Your experience with service availability is very different from mine, and I am not sure which is reality.
I assure you - this has been discussed on A/V-specific forums
ad infinitum. Every time someone has posted a copy of their Internet bill online, claiming that it is artificially high, it turned out to be within 5% of what we're charged here. Regardless, the point is that if there is a problem, then that problem is with the local government - not with the service provider - and doesn't justify making up one's own terms and conditions and inflicting them on the service provider. Railing against the mass-market is fine - but take it out on the mass-market as a whole (by doing without) rather than on any specific supplier, just doing what society has implicitly told them to do.
My experience was with 3 different states within the last 5 years, 2 were in large cities and one is in a more rural area. I did not have choice of provider in any of the three situations.
Friends of mine moved to New Hampshire when taxes started getting really high here in Massachusetts. What was Massachusetts doing with the money that New Hampshire wasn't doing? Fostering innovation; helping build a strong business environment. The result? My friends from New Hampshire work here, in Massachusetts - oh, and now pay Massachusetts income tax, because folks in Massachusetts were sick and tired of subsidizing the labor market that benefited New Hampshirites. If we have three providers, here, then your local government, if it was doing its job, could have ensured you would have at least two (just like New Hampshire could have fostered a better labor market for New Hampshirites, if New Hampshirites were willing to spend the money to do so, voluntarily). Why doesn't your local government do so? I have no idea, but perhaps because their constituents don't actually think it is important enough (see above, regarding folks in New Hampshire enjoying lower taxes but less focus on fostering great jobs), or they realize that competition wouldn't actually change the price significantly.
I do not see what the city, or state or federal government have anything to do with the practice. Are you saying every activity should be regulated or approved by the government?
Local government is empowered to regulate telecommunications in every state in the nation. I know; I used to deal with regulators in each of the 45 or so states the company I worked for in the early 1990s sold into.
They already control "the practice". They have the ability, if they (you-collectively) are so-inclined, to do whatever it is my local government has done to provide us what you say you want. And again - "Regardless" - any applicable equivocations along these lines would still not justify making up one's own terms and conditions and inflicting them on the service provider.
I do not understand your counter-argument about how competition and the de-monopolization of telephone companies brought down the price of long distance phone calls.
I don't know what about it you didn't understand.

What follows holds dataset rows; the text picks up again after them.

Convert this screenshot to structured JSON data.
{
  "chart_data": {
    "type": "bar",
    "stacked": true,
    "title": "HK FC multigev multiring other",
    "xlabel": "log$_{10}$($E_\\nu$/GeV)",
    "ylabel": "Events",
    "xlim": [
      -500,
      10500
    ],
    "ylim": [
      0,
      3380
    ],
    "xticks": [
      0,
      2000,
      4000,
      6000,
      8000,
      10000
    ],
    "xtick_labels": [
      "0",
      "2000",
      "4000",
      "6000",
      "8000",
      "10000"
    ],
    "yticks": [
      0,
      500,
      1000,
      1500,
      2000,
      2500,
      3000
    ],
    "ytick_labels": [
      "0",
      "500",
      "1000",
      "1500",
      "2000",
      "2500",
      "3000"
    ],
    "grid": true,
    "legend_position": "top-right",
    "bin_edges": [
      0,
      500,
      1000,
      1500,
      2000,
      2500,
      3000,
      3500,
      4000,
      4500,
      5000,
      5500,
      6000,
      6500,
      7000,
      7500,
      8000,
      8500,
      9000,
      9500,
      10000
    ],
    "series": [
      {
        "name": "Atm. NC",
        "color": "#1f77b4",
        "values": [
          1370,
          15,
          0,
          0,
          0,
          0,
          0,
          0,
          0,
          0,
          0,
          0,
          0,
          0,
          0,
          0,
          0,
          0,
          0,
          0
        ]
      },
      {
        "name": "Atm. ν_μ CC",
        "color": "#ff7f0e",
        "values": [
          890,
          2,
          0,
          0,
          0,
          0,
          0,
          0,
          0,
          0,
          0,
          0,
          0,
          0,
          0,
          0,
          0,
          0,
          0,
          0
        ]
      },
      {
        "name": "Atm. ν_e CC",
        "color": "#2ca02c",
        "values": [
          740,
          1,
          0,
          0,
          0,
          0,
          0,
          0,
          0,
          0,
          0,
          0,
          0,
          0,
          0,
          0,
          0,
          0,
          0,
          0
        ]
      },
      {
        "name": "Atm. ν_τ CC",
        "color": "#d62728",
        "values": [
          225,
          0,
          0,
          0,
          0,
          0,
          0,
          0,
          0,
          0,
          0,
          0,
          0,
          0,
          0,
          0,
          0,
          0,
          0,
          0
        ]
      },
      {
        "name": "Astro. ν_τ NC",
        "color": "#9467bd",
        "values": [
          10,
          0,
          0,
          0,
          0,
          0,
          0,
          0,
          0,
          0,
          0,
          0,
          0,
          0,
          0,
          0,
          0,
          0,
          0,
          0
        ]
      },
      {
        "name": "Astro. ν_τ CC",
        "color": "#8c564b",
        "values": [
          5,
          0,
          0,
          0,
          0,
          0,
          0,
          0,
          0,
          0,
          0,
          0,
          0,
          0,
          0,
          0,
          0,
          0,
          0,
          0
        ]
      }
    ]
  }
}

Perhaps you think long distance rates went down right after deregulation. They did a little, but they didn't drop to effectively zero for so many people until this past decade. And again - "Regardless" - any applicable equivocations along these lines would still not justify making up one's own terms and conditions and inflicting them on the service provider. If you feel that there are monopolies (judges say there are not, not even locally) and that some kind of anti-trust action is necessary, then make it happen. There is no justification for abusing loopholes and otherwise shifting the cost of use of service from those who steal the service onto those who are honest and forthright.
If you travel frequently, you would have noticed the reduction of number of flights, the pretty steep price increase in tickets, and the dramatic deterioration of in flight services.
The market righting itself after excessive regulation destabilized so many airlines financially that so many of them failed.
I wish I, or anyone else, can "make up my own rules and inflict them on the internet providers ".
If you read the message I replied to, that was precisely what we're talking about.
In my experience, the direction is overwhelmingly one way: The internet providers pretty much made up the rules and control the terms.
This is the nature of the mass-market. You would not want to incur the costs associated with operating mass-market businesses in such a manner that each customer has their own engagement activity, with their own negotiating of terms and conditions. That would in some cases double prices. A fundamental feature of the mass-market is that providers make offers, and consumers have the right to accept or decline.
Like electricity, gas, and health care, there is no realistic possibility of doing without, and I find your suggestion that if I feel the service to be too essential to do without, then bring the government in, curious to say the least.
You shouldn't. Perhaps before you were born, that's the way electricity and natural gas was - practically 100%. It is only through de-regulation that such utilities became less-regulated, mass-market service offerings. In other words, it was the government coming in that opened the doors that are opened, to the extent that they are open today. It should be pretty clear that if you want the doors to be opened more or closed more, or turned into a different shape, and you're unhappy with what the marketplace offers, then you would bring about such changes through the good offices of government.